Let $(X_{n})_{n}$ be independent random variables such that $\mathbb P(X_{n}=n)=\mathbb P(X_{n}=-n)=\frac{1}{2n^2}$ and $P(X_{n}=0)=1-\frac{1}{n^2}$. Find $\lim_{n \to \infty}\mathbb P(\frac{1}{\sqrt{n}}\sum_{i=1}^{n}X_{i}\leq x)$.
Ideas:
I think it would be appropriate to use Borel-Cantelli.
Set $A:=\{X \neq 0\}:=\{\omega\in\Omega:X_{n}(\omega)\neq0, \forall n \in \mathbb N\}$ and $A_{n}:=\{X_{n}\neq0\}$
Note $\sum_{n=1}^{\infty}P(A_{n})=\sum_{n=1}^{\infty}\frac{1}{n^2}<\infty$
Therefore $P(\limsup A_{n})=P(A)=0$
This means that $P(A^{c})=1-P(A)=1$
So $A^c \to 0$ a.s.
This then implies stochastic convergence. I am unsure on my selection of $A$ and $A_{n}$ though. Any corrections, guidance or recommendations?
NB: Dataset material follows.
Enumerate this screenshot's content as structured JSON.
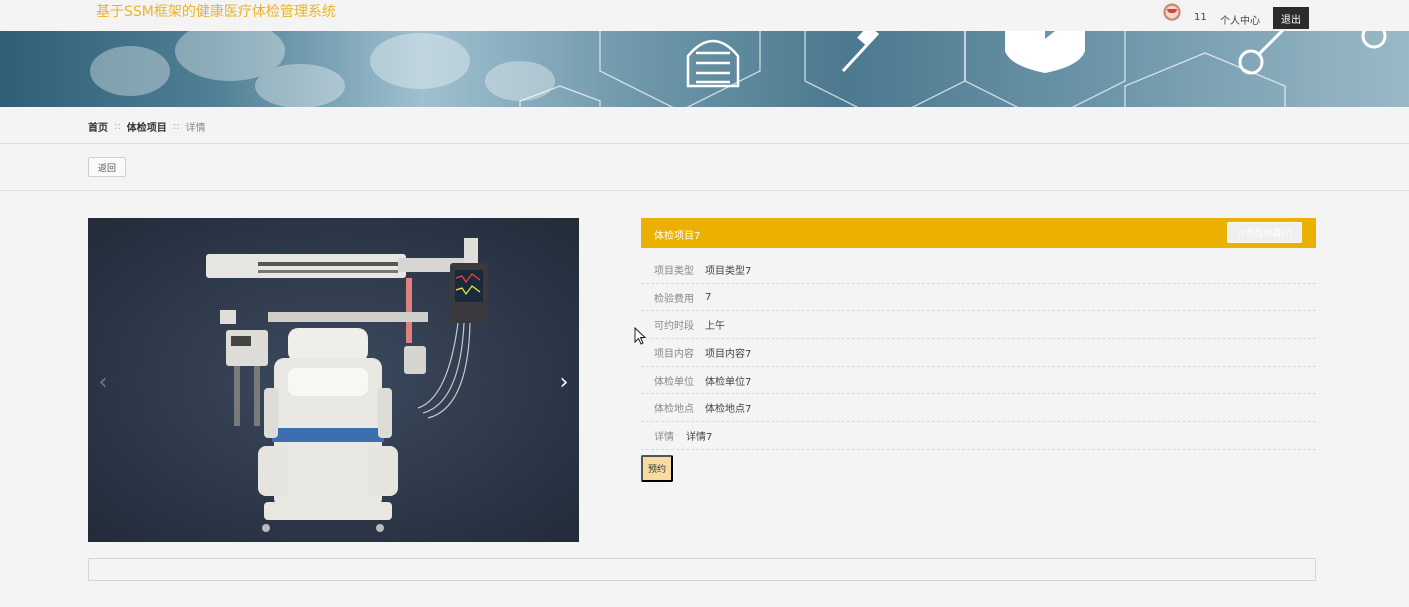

Your idea of using Borel-Cantelli lemma is basically right. Let $$ A=\{X_n \ne 0 \text{ for infinitely many }n\in\mathbb{N}\}. $$ Since $\sum_{n=1}^\infty P(X_n \ne 0)=\sum_{n=1}^\infty \frac{1}{n^2}<\infty$, Borel-Cantelli Lemma implies that $P(A) = 0$. So, for almost every $\omega \in\Omega$, there exists $N(\omega)\in\mathbb{N}$ such that$$ n\ge N(\omega) \Rightarrow X_n(\omega) = 0. $$ This shows $$ \lim_{n\to\infty}\frac{1}{\sqrt{n}}\sum_{i=1}^nX_i(\omega) = \lim_{n\to\infty}\frac{1}{\sqrt{n}}\sum_{i=1}^{N(\omega)-1}X_i(\omega)=0 $$ for almost every $\omega$, hence giving the result $$ \lim_{n\to \infty} P\left(\frac{1}{\sqrt{n}}\sum_{i=1}^nX_i\le x\right) =\begin{cases} 1,\quad x>0\\0,\quad x<0\end{cases}. $$ The case $x=0$ is more subtle. Note that by the symmetry of the distribution, we have $$ 2P\left(\frac{1}{\sqrt{n}}\sum_{i=1}^nX_i\le 0\right)=P\left(\frac{1}{\sqrt{n}}\sum_{i=1}^nX_i\le 0\right)+P\left(\frac{1}{\sqrt{n}}\sum_{i=1}^nX_i\ge 0\right)=1+P\left(\frac{1}{\sqrt{n}}\sum_{i=1}^nX_i=0\right). $$ Therefore, $$ \lim_{n\to \infty} P\left(\frac{1}{\sqrt{n}}\sum_{i=1}^nX_i\le 0\right)=\frac{1}{2}+\frac{1}{2}\lim_{n\to \infty} P\left(\sum_{i=1}^nX_i =0\right). $$ My guess is that $\lim_{n\to\infty} P\left(\sum_{i=1}^nX_i =0\right)=0$, but as of now, I'm not sure.